A boy with children's prosthese.Press photo
Russia's Agency for Strategic Initiatives (ASI) states that around 65,000 Russians a year require prostheses for an upper extremity, but only 14% of them actually get the artificial limb. A lot of adults do not use prosthetic arms, and adapt to living with their disability by learning to perform various actions with the other hand.
However, the situation is far more complicated with children, and kids younger than 12 require training of forearm muscles of the injured arm so it does not atrophy. So they are provided with cosmetic prostheses, but these are uncomfortable to wear and make it harder to adapt in school or within other groups.
Ilya Chekh, founder of the 'Motorika' start-up company, invented colorful children’s prosthetics that are equipped with special holders for various things; laser pointers, audio players, skipping ropes, mobile phones, and so on. This new 'gaming side' to the invention allows a child with an injured arm to get back to normal social life more quickly, the developers say.
A myoelectric prosthesis. Source: Press photo
Alexander Konstantinov, CEO of ONDOC private medical service, believes Motorika managed to go beyond the usual borders while developing their product, by imbuing it with emotions.
A 3D-printed hand
Most children's prostheses available in Russia are non-moving copies of a certain part of the human arm, used to cover and disguise injuries. There are also body-powered and myo-electric prostheses. The former allow the child to grab things using the strength of his body; their cost varies in the range of $760 to $2000.
Myo-electric prostheses use sensors to transform electrical impulses produced by voluntarily contracting muscles within a person's residual limb into movement. Their cost ranges from $19,000 to $38,000, and they are only available abroad. Only a handful of Russian children can afford prostheses of this kind, and most of them only acquire those with help from various charitable funds.
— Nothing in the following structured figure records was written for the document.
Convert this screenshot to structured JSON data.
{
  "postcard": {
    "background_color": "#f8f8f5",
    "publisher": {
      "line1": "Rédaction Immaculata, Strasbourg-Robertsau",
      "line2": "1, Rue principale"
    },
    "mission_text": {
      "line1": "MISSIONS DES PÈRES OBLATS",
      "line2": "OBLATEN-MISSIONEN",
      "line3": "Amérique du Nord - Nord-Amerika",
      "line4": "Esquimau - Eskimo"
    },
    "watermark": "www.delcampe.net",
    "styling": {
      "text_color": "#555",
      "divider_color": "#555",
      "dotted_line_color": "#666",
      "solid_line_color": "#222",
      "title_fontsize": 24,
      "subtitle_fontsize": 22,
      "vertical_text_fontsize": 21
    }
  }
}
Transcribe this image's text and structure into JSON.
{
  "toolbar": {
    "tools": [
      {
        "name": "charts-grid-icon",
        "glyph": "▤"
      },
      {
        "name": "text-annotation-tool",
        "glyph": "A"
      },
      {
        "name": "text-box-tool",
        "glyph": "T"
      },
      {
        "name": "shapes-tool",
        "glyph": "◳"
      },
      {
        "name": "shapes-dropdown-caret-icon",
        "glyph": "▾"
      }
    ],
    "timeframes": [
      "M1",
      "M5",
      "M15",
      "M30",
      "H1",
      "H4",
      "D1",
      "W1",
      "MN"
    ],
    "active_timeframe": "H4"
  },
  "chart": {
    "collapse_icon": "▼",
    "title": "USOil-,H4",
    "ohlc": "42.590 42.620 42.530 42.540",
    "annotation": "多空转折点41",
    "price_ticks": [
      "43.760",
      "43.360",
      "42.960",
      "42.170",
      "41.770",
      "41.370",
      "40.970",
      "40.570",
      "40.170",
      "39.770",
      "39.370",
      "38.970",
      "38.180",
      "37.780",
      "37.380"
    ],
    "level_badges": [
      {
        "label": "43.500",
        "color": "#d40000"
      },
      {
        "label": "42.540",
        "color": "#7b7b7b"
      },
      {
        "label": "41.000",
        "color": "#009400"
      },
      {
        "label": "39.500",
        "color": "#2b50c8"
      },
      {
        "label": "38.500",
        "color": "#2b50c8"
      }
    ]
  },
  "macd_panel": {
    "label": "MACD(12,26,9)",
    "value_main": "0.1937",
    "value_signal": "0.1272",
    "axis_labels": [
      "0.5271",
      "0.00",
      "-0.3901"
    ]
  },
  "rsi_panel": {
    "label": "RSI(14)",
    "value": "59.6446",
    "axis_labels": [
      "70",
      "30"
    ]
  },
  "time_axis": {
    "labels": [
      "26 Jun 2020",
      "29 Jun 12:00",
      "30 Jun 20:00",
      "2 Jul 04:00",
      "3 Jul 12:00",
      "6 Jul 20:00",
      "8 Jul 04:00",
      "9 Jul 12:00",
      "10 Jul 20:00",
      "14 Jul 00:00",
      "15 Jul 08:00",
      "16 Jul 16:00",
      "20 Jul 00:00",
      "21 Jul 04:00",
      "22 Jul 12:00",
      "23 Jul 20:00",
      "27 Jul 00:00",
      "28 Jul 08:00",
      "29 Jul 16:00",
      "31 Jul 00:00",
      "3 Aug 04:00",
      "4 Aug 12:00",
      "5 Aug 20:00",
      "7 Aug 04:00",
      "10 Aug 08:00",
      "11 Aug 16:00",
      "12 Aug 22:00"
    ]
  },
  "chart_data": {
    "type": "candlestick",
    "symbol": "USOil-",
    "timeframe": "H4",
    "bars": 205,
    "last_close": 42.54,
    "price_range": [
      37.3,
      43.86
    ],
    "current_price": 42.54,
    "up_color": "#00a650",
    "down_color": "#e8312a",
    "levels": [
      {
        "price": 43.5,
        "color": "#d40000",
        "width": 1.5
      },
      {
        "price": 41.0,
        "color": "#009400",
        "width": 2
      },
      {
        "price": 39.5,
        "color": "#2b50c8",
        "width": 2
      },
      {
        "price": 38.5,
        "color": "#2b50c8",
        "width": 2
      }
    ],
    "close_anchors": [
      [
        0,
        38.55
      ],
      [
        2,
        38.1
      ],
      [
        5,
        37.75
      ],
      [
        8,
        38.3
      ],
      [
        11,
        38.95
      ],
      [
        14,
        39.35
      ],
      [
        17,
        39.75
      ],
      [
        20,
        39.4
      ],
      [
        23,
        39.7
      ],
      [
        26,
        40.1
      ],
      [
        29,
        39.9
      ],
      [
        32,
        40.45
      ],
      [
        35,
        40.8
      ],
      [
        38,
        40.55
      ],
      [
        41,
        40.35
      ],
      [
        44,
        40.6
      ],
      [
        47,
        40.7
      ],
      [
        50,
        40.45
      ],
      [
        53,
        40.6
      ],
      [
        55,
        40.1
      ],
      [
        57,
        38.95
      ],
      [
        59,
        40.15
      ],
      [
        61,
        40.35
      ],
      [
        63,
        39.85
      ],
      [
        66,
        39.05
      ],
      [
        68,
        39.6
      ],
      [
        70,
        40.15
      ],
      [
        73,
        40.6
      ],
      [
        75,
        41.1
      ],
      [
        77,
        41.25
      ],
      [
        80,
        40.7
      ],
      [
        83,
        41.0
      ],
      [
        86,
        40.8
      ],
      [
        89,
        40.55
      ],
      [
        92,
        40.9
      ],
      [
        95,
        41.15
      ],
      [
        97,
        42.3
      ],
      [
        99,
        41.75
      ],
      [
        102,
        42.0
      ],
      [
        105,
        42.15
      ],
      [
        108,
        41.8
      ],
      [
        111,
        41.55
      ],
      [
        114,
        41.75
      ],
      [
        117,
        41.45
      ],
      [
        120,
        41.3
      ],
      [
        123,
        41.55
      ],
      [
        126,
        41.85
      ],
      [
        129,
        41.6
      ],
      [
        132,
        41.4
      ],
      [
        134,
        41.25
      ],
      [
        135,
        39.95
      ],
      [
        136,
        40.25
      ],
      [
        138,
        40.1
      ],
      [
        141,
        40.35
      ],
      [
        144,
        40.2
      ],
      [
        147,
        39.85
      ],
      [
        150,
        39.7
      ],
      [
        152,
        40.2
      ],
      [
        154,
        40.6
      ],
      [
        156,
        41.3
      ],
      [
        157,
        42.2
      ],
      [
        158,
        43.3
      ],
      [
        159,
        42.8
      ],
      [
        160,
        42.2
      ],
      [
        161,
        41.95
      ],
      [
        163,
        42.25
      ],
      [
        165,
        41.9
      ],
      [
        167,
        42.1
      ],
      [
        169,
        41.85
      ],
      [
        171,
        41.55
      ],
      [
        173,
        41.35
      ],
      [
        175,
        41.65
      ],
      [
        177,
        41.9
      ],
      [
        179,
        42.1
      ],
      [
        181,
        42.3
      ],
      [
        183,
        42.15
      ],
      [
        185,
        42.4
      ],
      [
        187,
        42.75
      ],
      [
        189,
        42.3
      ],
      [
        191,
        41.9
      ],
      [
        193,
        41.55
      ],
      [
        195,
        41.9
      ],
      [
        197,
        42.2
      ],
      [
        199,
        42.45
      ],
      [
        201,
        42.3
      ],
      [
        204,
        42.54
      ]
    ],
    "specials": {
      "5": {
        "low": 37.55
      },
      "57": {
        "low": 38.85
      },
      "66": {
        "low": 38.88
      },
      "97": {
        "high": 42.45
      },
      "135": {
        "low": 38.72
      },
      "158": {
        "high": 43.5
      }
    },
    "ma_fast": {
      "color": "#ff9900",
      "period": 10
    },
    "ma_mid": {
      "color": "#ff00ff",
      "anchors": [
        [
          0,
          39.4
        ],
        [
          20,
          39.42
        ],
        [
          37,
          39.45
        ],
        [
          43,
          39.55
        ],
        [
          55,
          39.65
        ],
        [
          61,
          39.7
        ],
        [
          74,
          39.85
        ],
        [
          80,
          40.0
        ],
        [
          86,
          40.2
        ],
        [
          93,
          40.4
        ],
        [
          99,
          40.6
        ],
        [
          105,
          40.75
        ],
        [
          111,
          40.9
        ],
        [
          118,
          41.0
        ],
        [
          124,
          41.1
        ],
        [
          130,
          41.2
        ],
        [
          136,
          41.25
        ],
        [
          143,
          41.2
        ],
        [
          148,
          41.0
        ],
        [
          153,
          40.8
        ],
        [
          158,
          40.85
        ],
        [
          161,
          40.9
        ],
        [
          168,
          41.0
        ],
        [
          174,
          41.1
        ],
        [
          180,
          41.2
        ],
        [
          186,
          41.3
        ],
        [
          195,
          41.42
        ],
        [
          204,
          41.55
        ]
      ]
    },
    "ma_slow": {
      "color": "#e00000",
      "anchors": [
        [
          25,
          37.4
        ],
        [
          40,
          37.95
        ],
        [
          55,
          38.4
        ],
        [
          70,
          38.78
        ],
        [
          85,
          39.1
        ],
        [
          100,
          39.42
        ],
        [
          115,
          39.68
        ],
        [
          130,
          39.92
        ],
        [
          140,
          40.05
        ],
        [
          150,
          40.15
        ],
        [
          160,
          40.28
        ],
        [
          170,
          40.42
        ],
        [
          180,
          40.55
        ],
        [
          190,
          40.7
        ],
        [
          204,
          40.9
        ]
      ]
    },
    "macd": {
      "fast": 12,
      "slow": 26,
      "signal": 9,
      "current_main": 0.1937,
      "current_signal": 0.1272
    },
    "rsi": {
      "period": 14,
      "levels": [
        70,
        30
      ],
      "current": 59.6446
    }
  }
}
When surfing the Internet, Ilya Chekh, who has a degree in robotics, once noticed a request from Can-Touch.ru, a company specializing in industrial 3D-printing. The company was planning to print several children's prostheses as part of a charity project. Chekh decided to take part in it.
'We developed the first version of their prosthesis. We printed it, finished it, and started getting feedback from patients and doctors. Then we understood that the lack of prostheses for children was a real problem,' he recalls.
Motorika later managed to convince Russia's Social Insurance Fund to back the project by providing the total cost for each prosthetic acquired by the patients.
Chekh said his company can currently produce 200 to 300 prostheses a year, with a possibility to raise production up to 1,000 a year. Motorika's lab employs five people in all. They assemble the prostheses, with the components being 3D printed.
The production process of the components is quite simple: a white powdery substance called polyamide is heated by a laser and used to cut various parts. The cost of a single prosthesis ranges from $900 to $1,300.
A girl with children's prostese. Source: Press photo
Chekh patented a line of body-powered children's prostheses dubbed CYBEY in 2015. At the moment, Motorika offers six separate products with different attachments. Last October, the company's engineers made an artificial limb with two holders; one for a skipping rope, and another for an MP3 player; for Anya, a seven-year old girl from Krasnodar Krai.
“Nowadays, people express themselves through their appearance, and prostheses are no exception,” Chekh said. “Being a 'cyborg' is trendy, and kids can use their prostheses as an advantage while playing and communicating with their peers.”
“CYBEY gives those kids a chance to communicate more easily with their peers and to feel confident when being among them”, said ONDOC CEO Konstantinov.
“The uniqueness of this product, as well as its competitive price, give the project a great opportunity to reach the international market.”